Why Do I Need to Know This?

For a start, if you have a deductible, it wasn't just your insurance company that had to pay. In a $10,000 accident with a $1,000 deductible, you lost some money too – namely, $1,000. If your insurance company is lax about bringing subrogation cases to court, it might choose to get back its losses by ballooning your premiums. On the other hand, if it has a competent legal team and pursues those cases aggressively, it is acting both in its own interests and in yours. If all is recovered, you will get your full thousand-dollar deductible back. If it recovers half (for instance, in a case where you are found one-half culpable), you'll typically get $500 back, based on the laws in most states.

Moreover, if the total price of an accident is more than your maximum coverage amount, you may have had to pay the difference, which can be extremely expensive. If your insurance company or its property damage lawyers, such as workers compensation law Paddock Lake, WI, pursue subrogation and wins, it will recover your expenses as well as its own.

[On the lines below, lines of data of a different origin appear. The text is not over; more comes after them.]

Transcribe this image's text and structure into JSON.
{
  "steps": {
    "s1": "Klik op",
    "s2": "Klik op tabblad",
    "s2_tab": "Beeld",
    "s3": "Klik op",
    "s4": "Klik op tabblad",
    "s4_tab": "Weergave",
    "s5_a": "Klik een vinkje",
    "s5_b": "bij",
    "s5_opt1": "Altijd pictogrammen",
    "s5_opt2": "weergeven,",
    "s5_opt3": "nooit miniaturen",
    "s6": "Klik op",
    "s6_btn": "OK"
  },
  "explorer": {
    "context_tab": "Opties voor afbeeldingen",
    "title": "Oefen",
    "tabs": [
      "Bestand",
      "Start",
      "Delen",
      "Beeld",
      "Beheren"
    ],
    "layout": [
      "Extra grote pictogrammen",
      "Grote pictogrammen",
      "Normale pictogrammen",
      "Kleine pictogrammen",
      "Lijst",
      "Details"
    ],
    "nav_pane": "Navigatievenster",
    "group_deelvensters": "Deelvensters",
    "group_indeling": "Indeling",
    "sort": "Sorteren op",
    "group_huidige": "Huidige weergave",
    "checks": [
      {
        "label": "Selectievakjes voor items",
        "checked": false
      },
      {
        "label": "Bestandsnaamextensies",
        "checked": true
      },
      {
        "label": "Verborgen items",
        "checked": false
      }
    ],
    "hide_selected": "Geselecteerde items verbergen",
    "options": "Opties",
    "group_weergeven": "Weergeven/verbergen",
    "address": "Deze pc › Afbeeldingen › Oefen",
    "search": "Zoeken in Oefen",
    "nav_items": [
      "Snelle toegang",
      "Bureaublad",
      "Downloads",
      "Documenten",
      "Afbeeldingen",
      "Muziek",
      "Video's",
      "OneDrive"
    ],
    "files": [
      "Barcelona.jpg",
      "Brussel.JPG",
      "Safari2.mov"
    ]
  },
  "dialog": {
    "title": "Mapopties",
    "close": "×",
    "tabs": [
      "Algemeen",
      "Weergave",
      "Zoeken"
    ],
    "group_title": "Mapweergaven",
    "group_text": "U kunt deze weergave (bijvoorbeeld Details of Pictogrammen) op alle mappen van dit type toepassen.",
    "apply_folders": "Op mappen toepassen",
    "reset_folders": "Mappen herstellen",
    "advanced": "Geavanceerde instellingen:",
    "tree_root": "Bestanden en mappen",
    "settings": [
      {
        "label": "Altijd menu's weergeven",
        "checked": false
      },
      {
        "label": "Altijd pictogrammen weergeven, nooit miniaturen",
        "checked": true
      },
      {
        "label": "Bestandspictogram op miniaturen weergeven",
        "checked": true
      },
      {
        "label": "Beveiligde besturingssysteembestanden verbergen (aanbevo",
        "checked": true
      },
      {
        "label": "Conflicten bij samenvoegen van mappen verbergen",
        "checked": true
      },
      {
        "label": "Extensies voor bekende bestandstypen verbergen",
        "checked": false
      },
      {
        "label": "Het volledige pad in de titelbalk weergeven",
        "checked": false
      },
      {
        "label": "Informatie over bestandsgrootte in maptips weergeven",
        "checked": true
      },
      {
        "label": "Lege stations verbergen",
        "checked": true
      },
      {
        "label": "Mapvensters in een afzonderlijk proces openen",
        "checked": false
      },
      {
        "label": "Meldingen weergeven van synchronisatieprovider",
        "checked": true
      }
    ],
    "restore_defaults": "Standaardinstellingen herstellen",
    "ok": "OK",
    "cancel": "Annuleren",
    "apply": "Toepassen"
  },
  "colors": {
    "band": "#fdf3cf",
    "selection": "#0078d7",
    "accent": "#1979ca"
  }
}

All insurance companies are not the same. When comparing, it's worth measuring the reputations of competing firms to determine whether they pursue winnable subrogation claims; if they resolve those claims without dragging their feet; if they keep their customers informed as the case continues; and if they then process successfully won reimbursements quickly so that you can get your money back and move on with your life. If, on the other hand, an insurance company has a record of paying out claims that aren't its responsibility and then protecting its profit margin by raising your premiums, even attractive rates won't outweigh the eventual headache.